Leo FALL (1873-1925)
Madame Pompadour - operetta in three acts [77:24]
Madame Pompadour – Annette Dasch (soprano); The King – Heinz Zednik (tenor); René – Mirko Roschkowski (tenor); Madeleine – Elvira Soukop (mezzo); Belotte – Beate Ritter (soprano); Joseph Calicot – Boris Pfeifer (baritone)
Orchestra and Chorus of the Volksoper Wien/Andreas Schüller
rec. Volksoper Wien, June 2012
synopsis but no text or translation included
CPO 777 795-2 [77:24]
Madame Pompadour was first performed in Vienna in March 1922 and in London in December 1923. The latter ran for 469 performances and starred Evelyn Laye and Derek Oldham. They recorded a series of excerpts, once available on Pearl, but the adaptation for the London stage removed much of the work’s original character, making it sound more like an inferior musical comedy than a Viennese operetta.

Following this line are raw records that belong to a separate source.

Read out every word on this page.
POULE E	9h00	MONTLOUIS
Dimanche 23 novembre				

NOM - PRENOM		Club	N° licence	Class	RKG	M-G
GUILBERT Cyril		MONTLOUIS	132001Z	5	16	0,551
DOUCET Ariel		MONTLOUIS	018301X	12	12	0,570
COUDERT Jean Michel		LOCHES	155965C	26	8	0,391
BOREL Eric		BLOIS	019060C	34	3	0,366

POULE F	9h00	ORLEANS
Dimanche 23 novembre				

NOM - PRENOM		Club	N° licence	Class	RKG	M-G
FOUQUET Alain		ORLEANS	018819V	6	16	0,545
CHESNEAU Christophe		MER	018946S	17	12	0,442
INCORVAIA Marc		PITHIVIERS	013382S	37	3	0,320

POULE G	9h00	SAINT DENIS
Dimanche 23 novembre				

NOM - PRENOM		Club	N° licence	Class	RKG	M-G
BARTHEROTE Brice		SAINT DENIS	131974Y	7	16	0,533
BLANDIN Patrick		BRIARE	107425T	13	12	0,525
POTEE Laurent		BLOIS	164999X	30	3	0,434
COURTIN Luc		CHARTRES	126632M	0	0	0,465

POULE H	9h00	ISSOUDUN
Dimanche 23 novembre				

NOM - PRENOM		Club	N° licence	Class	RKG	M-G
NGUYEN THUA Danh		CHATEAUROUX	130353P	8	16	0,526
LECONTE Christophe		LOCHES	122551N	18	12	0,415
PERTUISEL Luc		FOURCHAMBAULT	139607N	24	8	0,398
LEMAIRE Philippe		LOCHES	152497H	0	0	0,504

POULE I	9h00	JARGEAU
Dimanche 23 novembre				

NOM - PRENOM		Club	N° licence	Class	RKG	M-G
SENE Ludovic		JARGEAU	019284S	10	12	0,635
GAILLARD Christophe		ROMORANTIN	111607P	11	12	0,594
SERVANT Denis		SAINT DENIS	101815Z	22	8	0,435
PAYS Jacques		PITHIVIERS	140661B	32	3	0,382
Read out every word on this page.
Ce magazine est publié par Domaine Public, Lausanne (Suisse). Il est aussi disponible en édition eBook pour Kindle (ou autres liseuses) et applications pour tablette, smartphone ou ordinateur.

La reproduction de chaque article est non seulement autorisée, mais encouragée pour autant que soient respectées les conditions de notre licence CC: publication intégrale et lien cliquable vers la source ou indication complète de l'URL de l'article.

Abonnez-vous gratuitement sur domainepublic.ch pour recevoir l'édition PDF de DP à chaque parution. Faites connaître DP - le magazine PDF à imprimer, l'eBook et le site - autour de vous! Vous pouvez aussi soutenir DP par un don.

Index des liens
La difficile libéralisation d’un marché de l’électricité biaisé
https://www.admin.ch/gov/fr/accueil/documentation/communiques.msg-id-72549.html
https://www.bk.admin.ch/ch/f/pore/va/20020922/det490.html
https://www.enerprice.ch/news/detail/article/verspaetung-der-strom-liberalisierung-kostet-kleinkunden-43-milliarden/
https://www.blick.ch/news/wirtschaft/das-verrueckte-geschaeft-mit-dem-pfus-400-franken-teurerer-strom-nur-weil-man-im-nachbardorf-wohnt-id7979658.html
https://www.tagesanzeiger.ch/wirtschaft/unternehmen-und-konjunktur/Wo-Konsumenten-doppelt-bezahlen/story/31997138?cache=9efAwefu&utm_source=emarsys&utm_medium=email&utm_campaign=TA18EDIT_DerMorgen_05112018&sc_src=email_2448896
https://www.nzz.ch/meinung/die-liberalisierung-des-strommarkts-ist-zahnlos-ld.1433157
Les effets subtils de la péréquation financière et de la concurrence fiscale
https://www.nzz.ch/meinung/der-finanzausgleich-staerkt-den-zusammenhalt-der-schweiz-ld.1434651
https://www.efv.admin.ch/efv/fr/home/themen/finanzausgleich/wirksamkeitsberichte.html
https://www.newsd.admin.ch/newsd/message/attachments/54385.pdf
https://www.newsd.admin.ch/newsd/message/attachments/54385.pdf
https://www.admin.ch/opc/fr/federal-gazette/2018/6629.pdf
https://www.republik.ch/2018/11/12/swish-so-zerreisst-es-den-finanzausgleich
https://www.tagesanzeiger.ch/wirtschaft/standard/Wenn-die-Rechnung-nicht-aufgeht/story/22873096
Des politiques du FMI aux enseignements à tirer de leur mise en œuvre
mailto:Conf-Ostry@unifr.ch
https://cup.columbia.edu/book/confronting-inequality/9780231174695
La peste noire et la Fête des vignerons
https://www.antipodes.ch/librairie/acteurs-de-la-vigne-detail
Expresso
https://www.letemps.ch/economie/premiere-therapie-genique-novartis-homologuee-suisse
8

Although I have not been able to compare it with a score of the original version, what is heard on this disc sounds very convincing in the arrangements, the orchestration and the type of voices used. Having complained when reviewing earlier discs of Fall about performances which fail in these respects (Rose of Stambul on Naxos) it is a great pleasure to listen to one so faithful to the basic character of the music. As a result what we hear is an immensely enjoyable version of what is often described as the composer’s best work.
The operetta, best described as being vaguely connected with historical events, is set in Paris in the time of the French King Louis XV when his mistress was Madame de Pompadour. The latter is very much the main character along with Count René, who falls in love with her but, after a series of unlikely coincidences, returns to his wife who is revealed to be the Pompadour’s sister.
I have not seen it on stage and cannot comment on how convincing it is there, but from the helpful and detailed synopsis in the booklet I see no reason why it could not be successful again. Much would depend on the casting, and you would be lucky to encounter as idiomatic a performance as this. The only name familiar to me was that of Heinz Zednik, at one time a favourite character tenor and here making much of the by no means large part of the King. All the rest, including the two main characters, also sing with obvious understanding of the nature of the work and I never found myself regretting the lack of voices with more obvious star quality. This is above all an ensemble production, and this suits the work admirably. No dialogue is included and no text or translations are provided. However the synopsis is full and clear and is more than enough to give the context and gist of each number … and what numbers. The most obvious “hits” are the duet Josef, ach Josef and the waltz Madame Pompadour, Kronjuwel der Natur but the whole work is full of charm, variety and musical interest. It is good to have such a stylish version of a now sadly neglected operetta.